Updated: August 29, 2014 1:12PM



MINNEAPOLIS — Scott Carroll was taken out because of a blister, Ronald Belisario was taken aback over a bracelet and, just like that, a one-run lead disappeared for the White Sox in a 4-3 loss Sunday to the Minnesota Twins at Target Field.

The Sox led 2-1 before Belisario, who was called on to start the seventh inning when Carroll was forced to exit after only 78 pitches, walked Josh Willingham on four pitches after plate umpire Jeff Kellogg made him remove a bracelet from his left wrist. Trainer Herm Schneider was summoned to remove the bracelet, which Belisario wears for religious reasons and wasn’t visible on his non-throwing arm. Kellogg also told Belisario that the white rosin on his black left sleeve had to go, too.

‘‘I always wear it like that; it’s bull----,’’ said Belisario, who admitted the whole thing got into his head. ‘‘Yeah, I got mad because I always wear it like that. Both of them.’’

After the walk to Willingham, Chris Parmelee singled on the next pitch. When the next hitter, Eric Fryer, squared to bunt, Belisario threw a wild pitch high and in. After Fryer walked to load the bases, Javy Guerra was called on to clean up the mess but couldn’t. A sacrifice fly by Danny Santana and a two-run single by Sam Fuld knocked in the three runners Belisario had put on, and the last-place Twins had what they needed to avoid a four-game sweep.

‘‘It could have thrown [Belisario] off,’’ said Sox catcher Adrian Nieto, who hit his first career home run in the eighth. ‘‘Maybe, by his expression, [it did].’’

It was another blemish on the Sox’ bullpen, which wasn’t needed much in the first three games of the series
because of a lineup that cranked out 21 runs and 42 hits in those games. The loss sent the Sox to Detroit for three games before the non-waiver trade deadline Thursday with a 51-55 record. They’re only a handful of games out of the second wild-card spot, but they’re also a behind a handful of teams, which likely sets them up more as sellers than buyers as the deadline approaches.

‘‘It’s tough right now when you look at [reliever Zach] Putnam on the DL, [outfielder] Avi [Garcia] not here,’’ manager Robin Ventura said when asked about where his team stands in the wild-card picture. ‘‘Where you looked at it a few months ago is different than how you look at it now. . . . Guys are playing hard. They’re scratching, clawing. Wherever it ends up, it ends up.’’
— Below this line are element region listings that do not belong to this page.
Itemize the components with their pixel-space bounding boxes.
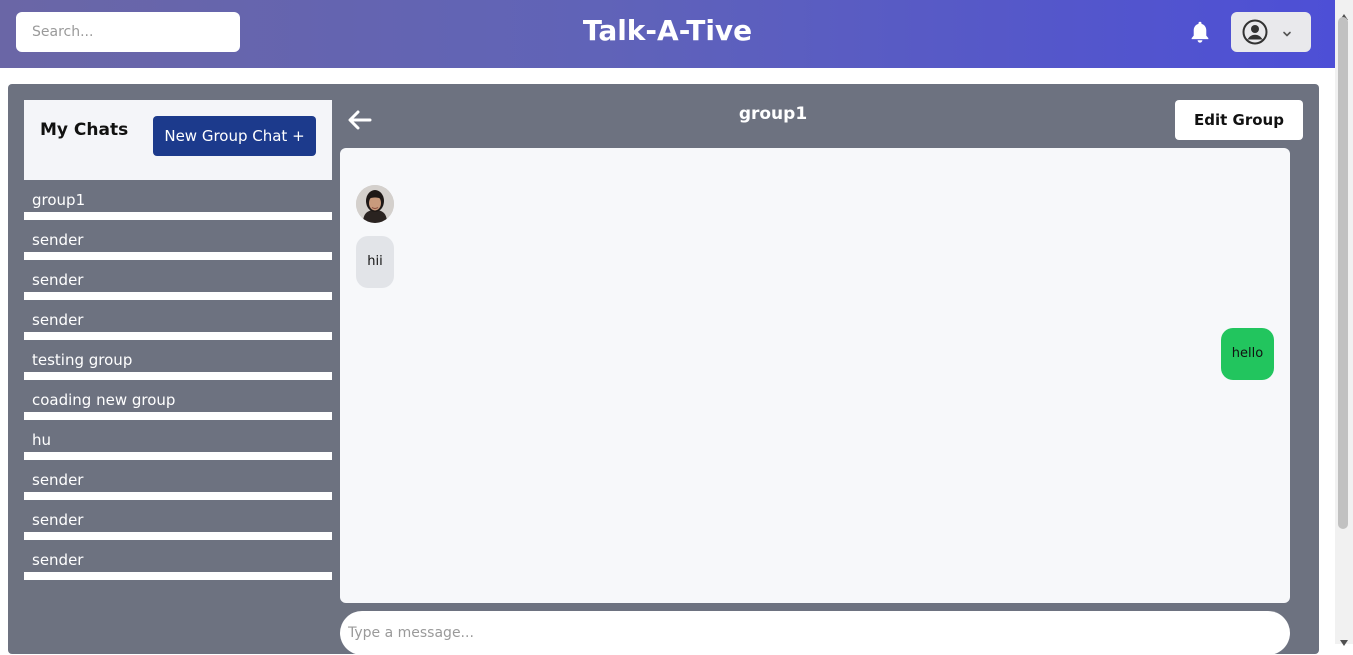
scroll-down-arrow-icon[interactable]: [1340, 631, 1348, 650]
top-header: Talk-A-Tive: [0, 0, 1335, 68]
profile-menu-button[interactable]: [1231, 12, 1311, 52]
my-chats-header: My Chats New Group Chat +: [24, 100, 332, 180]
chat-list-item[interactable]: sender: [24, 500, 332, 540]
chat-list-item[interactable]: group1: [24, 180, 332, 220]
scroll-thumb[interactable]: [1338, 17, 1348, 529]
chat-list-item[interactable]: coading new group: [24, 380, 332, 420]
chat-list-item[interactable]: sender: [24, 460, 332, 500]
chat-list-item[interactable]: hu: [24, 420, 332, 460]
message-area: hii hello: [340, 148, 1290, 603]
chat-list: group1 sender sender sender testing grou…: [24, 180, 332, 580]
chat-list-item[interactable]: sender: [24, 260, 332, 300]
chat-list-item[interactable]: sender: [24, 300, 332, 340]
incoming-message-bubble: hii: [356, 236, 394, 288]
chat-list-item[interactable]: sender: [24, 540, 332, 580]
outgoing-message-bubble: hello: [1221, 328, 1274, 380]
chevron-down-icon: [1281, 25, 1293, 44]
main-panel: My Chats New Group Chat + group1 sender …: [8, 84, 1319, 655]
page-scrollbar[interactable]: [1335, 0, 1353, 646]
new-group-chat-button[interactable]: New Group Chat +: [153, 116, 316, 156]
chat-list-item[interactable]: sender: [24, 220, 332, 260]
edit-group-info-button[interactable]: Edit Group Info: [1175, 100, 1303, 169]
chat-title: group1: [738, 104, 808, 124]
bell-icon[interactable]: [1187, 19, 1213, 45]
chat-list-item[interactable]: testing group: [24, 340, 332, 380]
user-circle-icon: [1242, 19, 1268, 49]
app-title: Talk-A-Tive: [582, 14, 753, 47]
message-input[interactable]: [340, 611, 1290, 655]
my-chats-title: My Chats: [40, 120, 129, 140]
sender-avatar[interactable]: [356, 185, 394, 223]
In the ninth, the Sox put runners at the corners with no outs on singles by Jose Abreu and pinch hitter Paul Konerko. But Twins closer Glen Perkins pitched out of the jam by striking out Dayan Viciedo and Alejandro De Aza around a walk to Conor Gillaspie, then retiring Gordon Beckham on a fly to left.

Nieto, who got the silent treatment from teammates after his homer, made a point to second Ventura’s take that the Sox are battling.

‘‘We fought, man,’’ Nieto
said. ‘‘Look at the last
inning — bases loaded with a chance to tie or go ahead. I like how the guys around here really wanted this last game. We won three in a row. This past series, the dugout was amazing. It was awesome, cheering the whole time, rooting for each other.’’

The bigger cheers came when Beckham doubled, Alexei Ramirez drove him in with a sacrifice fly and Abreu doubled in the go-ahead run in the sixth. That all went down right when former Sox slugger Frank Thomas was making his Hall of Fame
induction speech.

Too bad Carroll had only one inning left in him.